Il CEO di Tesla sembra promettere il ritorno di Twitter a piattaforma neutra priva di responsabilità sui contenuti pubblicati su di essa, un falso mito minato dai problemi che tale gestione delle piattaforme social hanno causato al dibattito pubblico internazionale. La mossa di Musk non è rivoluzionaria: fa parte di quella tendenza che da sempre accompagna gli uomini più ricchi del mondo di conquistare i principali media d’informazione per plasmare il flusso del dibattito pubblico secondo le proprie necessità e interessi economici. Una tendenza che non può che essere favorita dall’acquisto di Twitter: una volta che Musk avrà il controllo del social media di riferimento per le agende politiche internazionali, nulla vieterà a uomini altrettanto facoltosi di muovere i propri tentacoli verso le altre fonti principali dell’informazione pubblica. Jeff Bezos, così colpito dalla mossa di Musk, potrebbe non accontentarsi più della gestione del solo Washington Post e optare per una sempre più massiccia campagna d’acquisizione di media tradizionali, sfruttando anche la profonda crisi del settore.

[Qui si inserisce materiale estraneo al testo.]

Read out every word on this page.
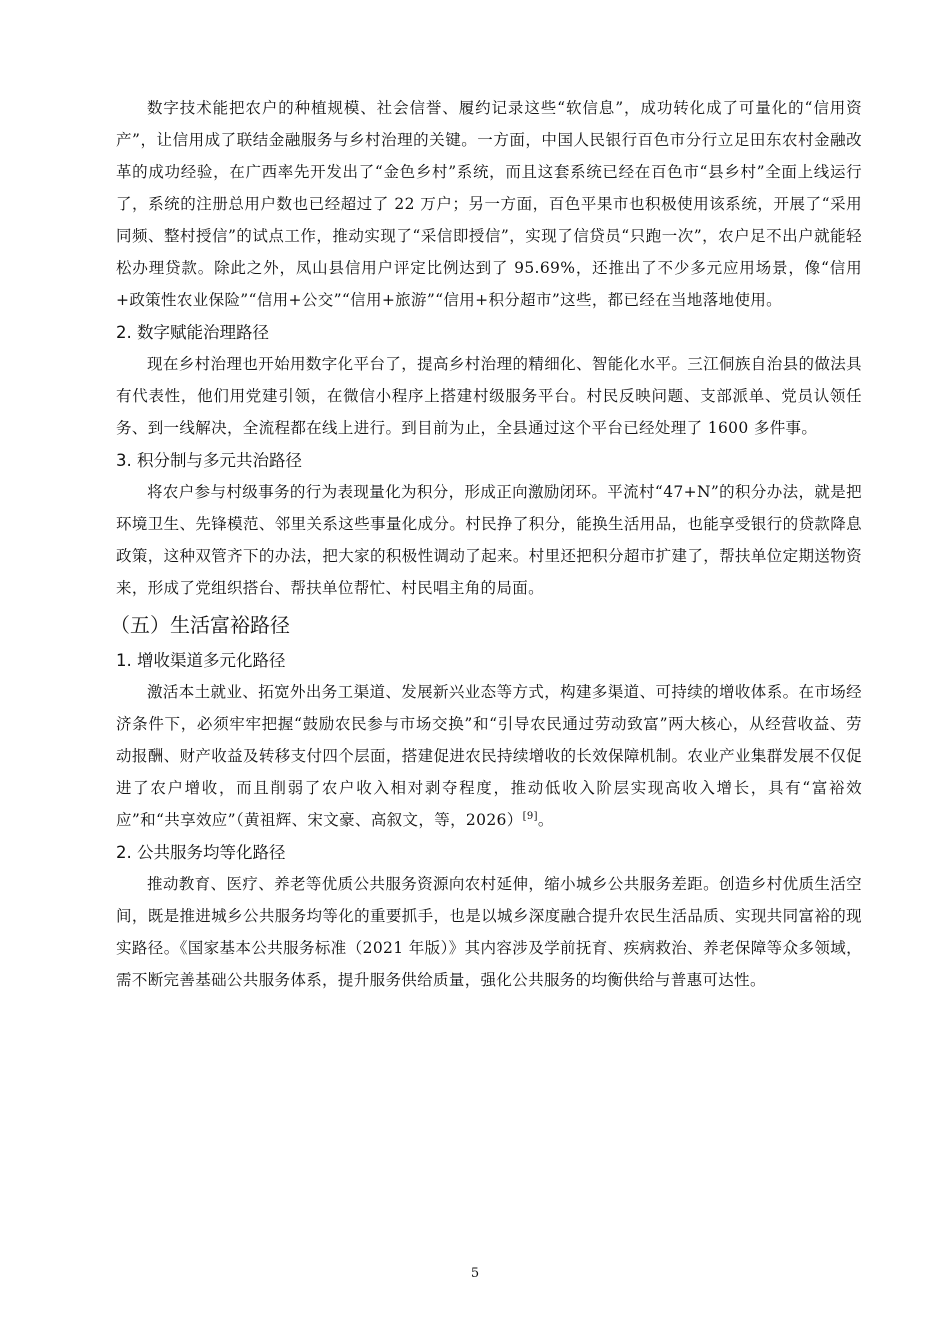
数字技术能把农户的种植规模、社会信誉、履约记录这些“软信息”，成功转化成了可量化的“信用资产”，让信用成了联结金融服务与乡村治理的关键。一方面，中国人民银行百色市分行立足田东农村金融改革的成功经验，在广西率先开发出了“金色乡村”系统，而且这套系统已经在百色市“县乡村”全面上线运行了，系统的注册总用户数也已经超过了 22 万户；另一方面，百色平果市也积极使用该系统，开展了“采用同频、整村授信”的试点工作，推动实现了“采信即授信”，实现了信贷员“只跑一次”，农户足不出户就能轻松办理贷款。除此之外，凤山县信用户评定比例达到了 95.69%，还推出了不少多元应用场景，像“信用+政策性农业保险”“信用+公交”“信用+旅游”“信用+积分超市”这些，都已经在当地落地使用。

2. 数字赋能治理路径

现在乡村治理也开始用数字化平台了，提高乡村治理的精细化、智能化水平。三江侗族自治县的做法具有代表性，他们用党建引领，在微信小程序上搭建村级服务平台。村民反映问题、支部派单、党员认领任务、到一线解决，全流程都在线上进行。到目前为止，全县通过这个平台已经处理了 1600 多件事。

3. 积分制与多元共治路径

将农户参与村级事务的行为表现量化为积分，形成正向激励闭环。平流村“47+N”的积分办法，就是把环境卫生、先锋模范、邻里关系这些事量化成分。村民挣了积分，能换生活用品，也能享受银行的贷款降息政策，这种双管齐下的办法，把大家的积极性调动了起来。村里还把积分超市扩建了，帮扶单位定期送物资来，形成了党组织搭台、帮扶单位帮忙、村民唱主角的局面。

（五）生活富裕路径
1. 增收渠道多元化路径

激活本土就业、拓宽外出务工渠道、发展新兴业态等方式，构建多渠道、可持续的增收体系。在市场经济条件下，必须牢牢把握“鼓励农民参与市场交换”和“引导农民通过劳动致富”两大核心，从经营收益、劳动报酬、财产收益及转移支付四个层面，搭建促进农民持续增收的长效保障机制。农业产业集群发展不仅促进了农户增收，而且削弱了农户收入相对剥夺程度，推动低收入阶层实现高收入增长，具有“富裕效应”和“共享效应”（黄祖辉、宋文豪、高叙文，等，2026）[9]。

2. 公共服务均等化路径

推动教育、医疗、养老等优质公共服务资源向农村延伸，缩小城乡公共服务差距。创造乡村优质生活空间，既是推进城乡公共服务均等化的重要抓手，也是以城乡深度融合提升农民生活品质、实现共同富裕的现实路径。《国家基本公共服务标准（2021 年版）》其内容涉及学前抚育、疾病救治、养老保障等众多领域，需不断完善基础公共服务体系，提升服务供给质量，强化公共服务的均衡供给与普惠可达性。

5
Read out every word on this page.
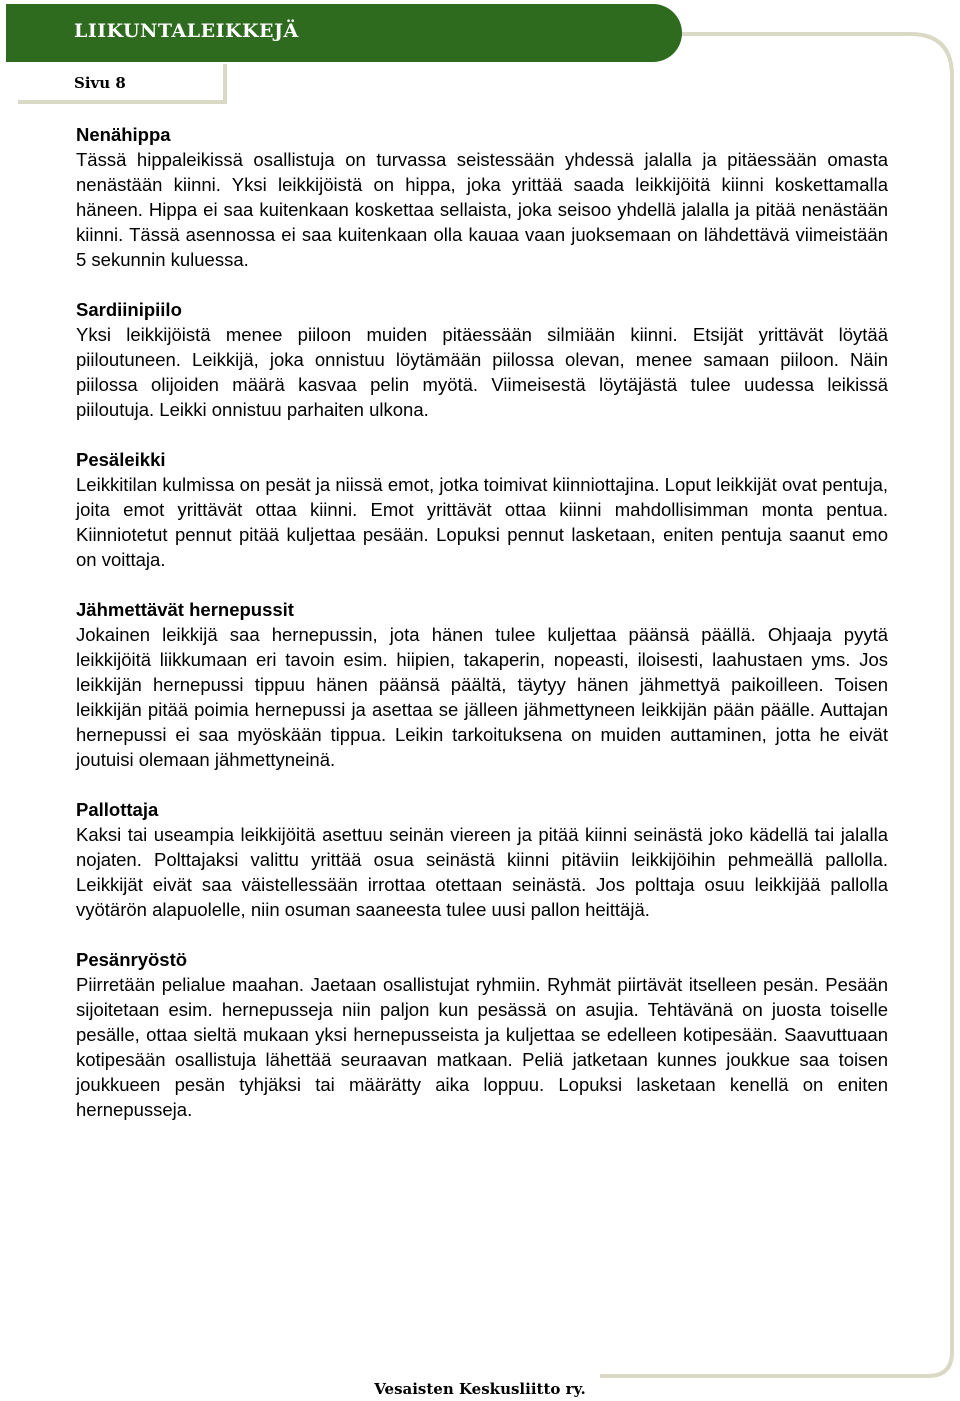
LIIKUNTALEIKKEJÄ
Sivu 8

Nenähippa

Tässä hippaleikissä osallistuja on turvassa seistessään yhdessä jalalla ja pitäessään omasta nenästään kiinni. Yksi leikkijöistä on hippa, joka yrittää saada leikkijöitä kiinni koskettamalla häneen. Hippa ei saa kuitenkaan koskettaa sellaista, joka seisoo yhdellä jalalla ja pitää nenästään kiinni. Tässä asennossa ei saa kuitenkaan olla kauaa vaan juoksemaan on lähdettävä viimeistään 5 sekunnin kuluessa.

Sardiinipiilo

Yksi leikkijöistä menee piiloon muiden pitäessään silmiään kiinni. Etsijät yrittävät löytää piiloutuneen. Leikkijä, joka onnistuu löytämään piilossa olevan, menee samaan piiloon. Näin piilossa olijoiden määrä kasvaa pelin myötä. Viimeisestä löytäjästä tulee uudessa leikissä piiloutuja. Leikki onnistuu parhaiten ulkona.

Pesäleikki

Leikkitilan kulmissa on pesät ja niissä emot, jotka toimivat kiinniottajina. Loput leikkijät ovat pentuja, joita emot yrittävät ottaa kiinni. Emot yrittävät ottaa kiinni mahdollisimman monta pentua. Kiinniotetut pennut pitää kuljettaa pesään. Lopuksi pennut lasketaan, eniten pentuja saanut emo on voittaja.

Jähmettävät hernepussit

Jokainen leikkijä saa hernepussin, jota hänen tulee kuljettaa päänsä päällä. Ohjaaja pyytä leikkijöitä liikkumaan eri tavoin esim. hiipien, takaperin, nopeasti, iloisesti, laahustaen yms. Jos leikkijän hernepussi tippuu hänen päänsä päältä, täytyy hänen jähmettyä paikoilleen. Toisen leikkijän pitää poimia hernepussi ja asettaa se jälleen jähmettyneen leikkijän pään päälle. Auttajan hernepussi ei saa myöskään tippua. Leikin tarkoituksena on muiden auttaminen, jotta he eivät joutuisi olemaan jähmettyneinä.

Pallottaja

Kaksi tai useampia leikkijöitä asettuu seinän viereen ja pitää kiinni seinästä joko kädellä tai jalalla nojaten. Polttajaksi valittu yrittää osua seinästä kiinni pitäviin leikkijöihin pehmeällä pallolla. Leikkijät eivät saa väistellessään irrottaa otettaan seinästä. Jos polttaja osuu leikkijää pallolla vyötärön alapuolelle, niin osuman saaneesta tulee uusi pallon heittäjä.

Pesänryöstö

Piirretään pelialue maahan. Jaetaan osallistujat ryhmiin. Ryhmät piirtävät itselleen pesän. Pesään sijoitetaan esim. hernepusseja niin paljon kun pesässä on asujia. Tehtävänä on juosta toiselle pesälle, ottaa sieltä mukaan yksi hernepusseista ja kuljettaa se edelleen kotipesään. Saavuttuaan kotipesään osallistuja lähettää seuraavan matkaan. Peliä jatketaan kunnes joukkue saa toisen joukkueen pesän tyhjäksi tai määrätty aika loppuu. Lopuksi lasketaan kenellä on eniten hernepusseja.

Vesaisten Keskusliitto ry.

La questione appare chiara: dopo Twitter, il rischio della creazione di oligopoli informativi al servizio delle persone più ricche del mondo diventa sempre più reale. Nel nome di una non meglio specificata “libertà d’espressione”, si rischia di compromettere per sempre il sacro diritto alla libera informazione della popolazione globale.